Après que Gaspar Noé et autres émules aient, par leurs exercices de
provocations, désensibilisé le spectateur moderne, il est difficile de
choquer qui que ce soit en montrant la profanation d'un corps féminin.
Mais hors de toute attente, on retrouve dans ce film de Bergman réalisé
en 1960 l'une des scènes de viol les plus réalistes et dérangeantes, et
ce sans qu'elle ne soit en aucune façon graphique.
Pendant le tiers du film, le spectateur regarde une famille de paysans
vaquer à leurs petites occupations, est témoin de quelques joutes
verbales sympathiques, puis se fait présenter Karin, fille unique de la
famille, que l'on envoie, en sa qualité de vierge, traverser la forêt
pour porter des chandelles à l'église. Mais évidemment, ce qui devait
n'être qu'un voyage rapide tourne au cauchemar...
Adapté d'une ballade suédoise du 13ième siècle, "The Virgin Spring"

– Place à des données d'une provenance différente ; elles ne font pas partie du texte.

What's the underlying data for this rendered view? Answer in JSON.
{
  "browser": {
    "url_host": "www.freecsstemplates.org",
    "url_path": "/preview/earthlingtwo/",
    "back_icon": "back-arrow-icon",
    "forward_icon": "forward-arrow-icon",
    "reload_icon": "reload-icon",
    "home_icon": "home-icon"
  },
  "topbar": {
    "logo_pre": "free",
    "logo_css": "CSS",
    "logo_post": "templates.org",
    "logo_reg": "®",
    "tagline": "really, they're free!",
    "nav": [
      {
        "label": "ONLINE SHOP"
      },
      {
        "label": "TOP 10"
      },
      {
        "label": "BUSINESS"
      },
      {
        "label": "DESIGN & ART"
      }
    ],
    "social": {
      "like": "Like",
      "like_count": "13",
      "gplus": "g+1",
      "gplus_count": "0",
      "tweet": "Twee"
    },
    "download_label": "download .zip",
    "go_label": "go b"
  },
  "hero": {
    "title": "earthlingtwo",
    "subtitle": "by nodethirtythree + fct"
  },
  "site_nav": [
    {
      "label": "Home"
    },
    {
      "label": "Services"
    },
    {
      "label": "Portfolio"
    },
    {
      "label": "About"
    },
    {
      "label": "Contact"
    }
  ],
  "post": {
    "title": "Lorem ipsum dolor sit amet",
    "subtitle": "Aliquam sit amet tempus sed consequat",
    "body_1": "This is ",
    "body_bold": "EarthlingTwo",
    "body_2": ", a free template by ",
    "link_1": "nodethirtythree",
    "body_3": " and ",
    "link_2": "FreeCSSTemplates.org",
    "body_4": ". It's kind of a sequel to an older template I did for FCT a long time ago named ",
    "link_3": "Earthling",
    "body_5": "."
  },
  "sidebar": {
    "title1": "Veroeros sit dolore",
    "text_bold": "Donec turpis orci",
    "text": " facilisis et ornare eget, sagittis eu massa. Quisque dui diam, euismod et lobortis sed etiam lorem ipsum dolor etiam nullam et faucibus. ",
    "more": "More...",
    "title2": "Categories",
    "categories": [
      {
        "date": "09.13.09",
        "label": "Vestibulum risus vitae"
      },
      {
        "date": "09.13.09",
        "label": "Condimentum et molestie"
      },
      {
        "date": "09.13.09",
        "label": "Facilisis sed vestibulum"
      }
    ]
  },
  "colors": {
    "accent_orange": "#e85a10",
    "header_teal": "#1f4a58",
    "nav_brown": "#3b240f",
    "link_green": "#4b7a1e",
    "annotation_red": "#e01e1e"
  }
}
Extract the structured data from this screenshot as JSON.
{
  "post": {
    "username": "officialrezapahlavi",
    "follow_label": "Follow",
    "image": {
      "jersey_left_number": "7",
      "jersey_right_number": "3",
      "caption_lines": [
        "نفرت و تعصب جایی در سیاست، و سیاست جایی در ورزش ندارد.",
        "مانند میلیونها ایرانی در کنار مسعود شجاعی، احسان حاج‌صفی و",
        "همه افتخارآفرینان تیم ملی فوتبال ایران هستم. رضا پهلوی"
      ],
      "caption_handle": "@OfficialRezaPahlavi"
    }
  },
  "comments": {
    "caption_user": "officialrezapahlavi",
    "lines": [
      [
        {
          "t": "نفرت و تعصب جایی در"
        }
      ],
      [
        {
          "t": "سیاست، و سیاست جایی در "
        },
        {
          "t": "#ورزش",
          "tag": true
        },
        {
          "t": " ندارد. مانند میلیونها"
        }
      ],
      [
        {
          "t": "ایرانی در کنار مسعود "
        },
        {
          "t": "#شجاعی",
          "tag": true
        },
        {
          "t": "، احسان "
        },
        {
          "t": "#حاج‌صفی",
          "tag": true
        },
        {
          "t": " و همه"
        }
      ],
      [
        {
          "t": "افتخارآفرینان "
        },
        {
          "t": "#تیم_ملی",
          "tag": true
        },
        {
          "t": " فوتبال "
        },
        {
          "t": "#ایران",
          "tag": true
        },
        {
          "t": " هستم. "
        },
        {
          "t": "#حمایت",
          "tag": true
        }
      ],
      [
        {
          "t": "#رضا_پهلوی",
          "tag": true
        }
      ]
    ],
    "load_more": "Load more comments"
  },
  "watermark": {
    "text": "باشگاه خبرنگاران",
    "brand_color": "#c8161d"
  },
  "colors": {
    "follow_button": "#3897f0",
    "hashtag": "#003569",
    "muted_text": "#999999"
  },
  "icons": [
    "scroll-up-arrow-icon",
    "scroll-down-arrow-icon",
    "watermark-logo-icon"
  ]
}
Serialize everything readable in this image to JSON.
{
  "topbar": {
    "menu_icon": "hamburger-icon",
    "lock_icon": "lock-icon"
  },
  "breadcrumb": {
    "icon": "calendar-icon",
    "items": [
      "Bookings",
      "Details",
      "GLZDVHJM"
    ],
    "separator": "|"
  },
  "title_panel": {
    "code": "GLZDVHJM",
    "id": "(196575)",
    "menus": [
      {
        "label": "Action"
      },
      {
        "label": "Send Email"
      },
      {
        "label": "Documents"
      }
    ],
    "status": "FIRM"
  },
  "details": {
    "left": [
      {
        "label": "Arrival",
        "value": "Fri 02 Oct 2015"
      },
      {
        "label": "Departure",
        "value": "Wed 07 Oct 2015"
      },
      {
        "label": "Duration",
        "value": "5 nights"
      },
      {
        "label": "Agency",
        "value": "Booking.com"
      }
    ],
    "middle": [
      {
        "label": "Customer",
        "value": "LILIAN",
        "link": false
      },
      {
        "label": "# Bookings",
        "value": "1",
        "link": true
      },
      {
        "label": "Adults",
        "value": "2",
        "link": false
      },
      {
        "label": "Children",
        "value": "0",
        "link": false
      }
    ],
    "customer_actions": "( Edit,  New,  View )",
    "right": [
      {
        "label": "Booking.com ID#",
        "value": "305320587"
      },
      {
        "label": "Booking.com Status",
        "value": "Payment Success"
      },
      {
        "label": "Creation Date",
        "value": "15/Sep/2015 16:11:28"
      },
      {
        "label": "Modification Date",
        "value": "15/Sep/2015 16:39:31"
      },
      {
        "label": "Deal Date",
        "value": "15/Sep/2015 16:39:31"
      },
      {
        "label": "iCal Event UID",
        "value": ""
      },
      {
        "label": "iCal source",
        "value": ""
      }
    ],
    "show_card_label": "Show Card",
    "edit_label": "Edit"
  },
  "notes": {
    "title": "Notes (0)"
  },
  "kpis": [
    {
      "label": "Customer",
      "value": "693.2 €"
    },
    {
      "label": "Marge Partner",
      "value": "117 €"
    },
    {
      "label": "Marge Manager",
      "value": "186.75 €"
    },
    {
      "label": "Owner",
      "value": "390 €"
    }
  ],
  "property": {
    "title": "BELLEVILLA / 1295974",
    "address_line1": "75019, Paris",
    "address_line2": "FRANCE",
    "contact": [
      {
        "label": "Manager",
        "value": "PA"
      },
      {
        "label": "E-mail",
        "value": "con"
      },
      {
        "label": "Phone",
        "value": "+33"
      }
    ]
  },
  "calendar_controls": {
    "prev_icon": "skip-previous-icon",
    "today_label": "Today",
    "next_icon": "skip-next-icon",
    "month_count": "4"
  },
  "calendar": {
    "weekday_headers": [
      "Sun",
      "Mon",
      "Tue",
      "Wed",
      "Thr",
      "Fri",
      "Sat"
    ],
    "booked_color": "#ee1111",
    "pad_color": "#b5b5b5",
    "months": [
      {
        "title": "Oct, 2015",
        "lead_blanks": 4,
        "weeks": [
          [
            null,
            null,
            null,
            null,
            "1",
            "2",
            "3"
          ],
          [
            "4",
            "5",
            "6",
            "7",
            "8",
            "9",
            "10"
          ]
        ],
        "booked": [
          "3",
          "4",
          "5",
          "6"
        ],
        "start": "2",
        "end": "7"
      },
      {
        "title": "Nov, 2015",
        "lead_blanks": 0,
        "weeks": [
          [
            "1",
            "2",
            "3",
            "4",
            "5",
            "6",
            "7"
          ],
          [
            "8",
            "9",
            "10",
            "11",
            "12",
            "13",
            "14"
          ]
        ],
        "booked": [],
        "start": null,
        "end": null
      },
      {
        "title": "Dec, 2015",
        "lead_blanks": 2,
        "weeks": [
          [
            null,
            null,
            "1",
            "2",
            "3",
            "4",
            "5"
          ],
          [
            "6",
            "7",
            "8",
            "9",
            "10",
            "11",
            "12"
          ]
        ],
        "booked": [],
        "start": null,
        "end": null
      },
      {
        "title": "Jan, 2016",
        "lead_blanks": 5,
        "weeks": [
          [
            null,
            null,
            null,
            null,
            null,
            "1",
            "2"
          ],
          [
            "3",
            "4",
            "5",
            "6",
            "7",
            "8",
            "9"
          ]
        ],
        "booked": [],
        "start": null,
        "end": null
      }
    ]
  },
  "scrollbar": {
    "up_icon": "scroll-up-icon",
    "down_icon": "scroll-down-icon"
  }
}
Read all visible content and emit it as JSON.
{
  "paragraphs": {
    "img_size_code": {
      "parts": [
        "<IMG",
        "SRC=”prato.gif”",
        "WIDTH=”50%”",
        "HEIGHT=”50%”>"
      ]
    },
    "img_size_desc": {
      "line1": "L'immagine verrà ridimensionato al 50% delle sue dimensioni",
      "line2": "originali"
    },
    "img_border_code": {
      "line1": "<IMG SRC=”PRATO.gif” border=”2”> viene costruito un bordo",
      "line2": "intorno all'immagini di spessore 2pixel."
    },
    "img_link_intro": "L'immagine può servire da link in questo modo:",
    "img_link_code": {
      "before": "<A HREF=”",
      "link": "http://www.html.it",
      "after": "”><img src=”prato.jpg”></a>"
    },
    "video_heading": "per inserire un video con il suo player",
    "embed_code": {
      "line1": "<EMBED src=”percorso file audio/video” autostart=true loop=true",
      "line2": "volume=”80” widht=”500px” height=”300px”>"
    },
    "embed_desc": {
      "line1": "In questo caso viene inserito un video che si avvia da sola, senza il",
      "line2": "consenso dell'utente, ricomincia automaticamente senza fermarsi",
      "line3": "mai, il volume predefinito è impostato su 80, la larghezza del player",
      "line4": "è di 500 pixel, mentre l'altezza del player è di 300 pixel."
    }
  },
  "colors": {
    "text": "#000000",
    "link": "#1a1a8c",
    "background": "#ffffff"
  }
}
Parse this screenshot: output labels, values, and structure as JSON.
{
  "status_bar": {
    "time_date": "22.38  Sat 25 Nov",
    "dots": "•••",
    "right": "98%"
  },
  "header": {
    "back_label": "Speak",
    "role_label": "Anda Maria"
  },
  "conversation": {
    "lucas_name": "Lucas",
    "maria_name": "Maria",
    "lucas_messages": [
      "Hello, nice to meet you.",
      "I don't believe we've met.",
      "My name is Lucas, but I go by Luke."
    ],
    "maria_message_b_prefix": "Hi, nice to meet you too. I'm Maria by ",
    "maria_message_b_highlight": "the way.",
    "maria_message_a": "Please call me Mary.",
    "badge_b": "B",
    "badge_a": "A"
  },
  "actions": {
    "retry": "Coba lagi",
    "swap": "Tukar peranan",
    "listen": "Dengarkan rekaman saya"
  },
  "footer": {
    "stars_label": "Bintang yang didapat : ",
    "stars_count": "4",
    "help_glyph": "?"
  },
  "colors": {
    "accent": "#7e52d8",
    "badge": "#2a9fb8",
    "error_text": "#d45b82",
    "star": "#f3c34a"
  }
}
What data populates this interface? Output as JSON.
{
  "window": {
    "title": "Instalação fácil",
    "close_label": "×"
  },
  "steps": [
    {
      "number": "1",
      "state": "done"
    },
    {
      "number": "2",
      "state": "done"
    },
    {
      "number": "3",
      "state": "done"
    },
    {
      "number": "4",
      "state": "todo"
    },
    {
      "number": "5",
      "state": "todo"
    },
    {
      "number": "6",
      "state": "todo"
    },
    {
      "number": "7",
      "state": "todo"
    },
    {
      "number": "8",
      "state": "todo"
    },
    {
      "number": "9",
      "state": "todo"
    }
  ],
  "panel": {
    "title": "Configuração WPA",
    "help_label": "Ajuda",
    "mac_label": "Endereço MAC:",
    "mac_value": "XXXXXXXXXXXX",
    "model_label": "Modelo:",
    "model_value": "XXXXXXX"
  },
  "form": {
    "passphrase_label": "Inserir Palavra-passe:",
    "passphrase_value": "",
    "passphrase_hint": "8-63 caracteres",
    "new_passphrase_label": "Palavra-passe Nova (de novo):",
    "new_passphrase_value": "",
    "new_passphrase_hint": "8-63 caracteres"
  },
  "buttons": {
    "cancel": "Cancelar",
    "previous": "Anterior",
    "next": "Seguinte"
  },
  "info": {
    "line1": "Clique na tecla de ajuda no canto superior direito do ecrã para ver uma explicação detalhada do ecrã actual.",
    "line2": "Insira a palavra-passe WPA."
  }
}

forme, avec "The Seventh Seal" et "The Magician", une sorte de trilogie
médiévale dans le corpus bergmanien. On y retrouve les thèmes chers au
réalisateur, notamment son questionnement sur l'existence de Dieu, sur
la foi ébranlée par son silence éternel, mais aussi sur la place de la
vengeance dans le coeur de l'homme, sur la part de bien et de mal
présente en chacun.
Si le tout peut sembler banal à l'écrit, la réalisation lente et
paisible de Bergman confère au film un réalisme vraiment coup de poing,
d'autant plus qu'il explore la question sous plusieurs angles, en
prenant soin de ne pas faire de son film une banale histoire de
vengeance. Les extérieurs sont splendides et Max von Sydow livre encore
une fois une performance mémorable. Un tantinet fastidieux, mais somme toute une oeuvre géniale.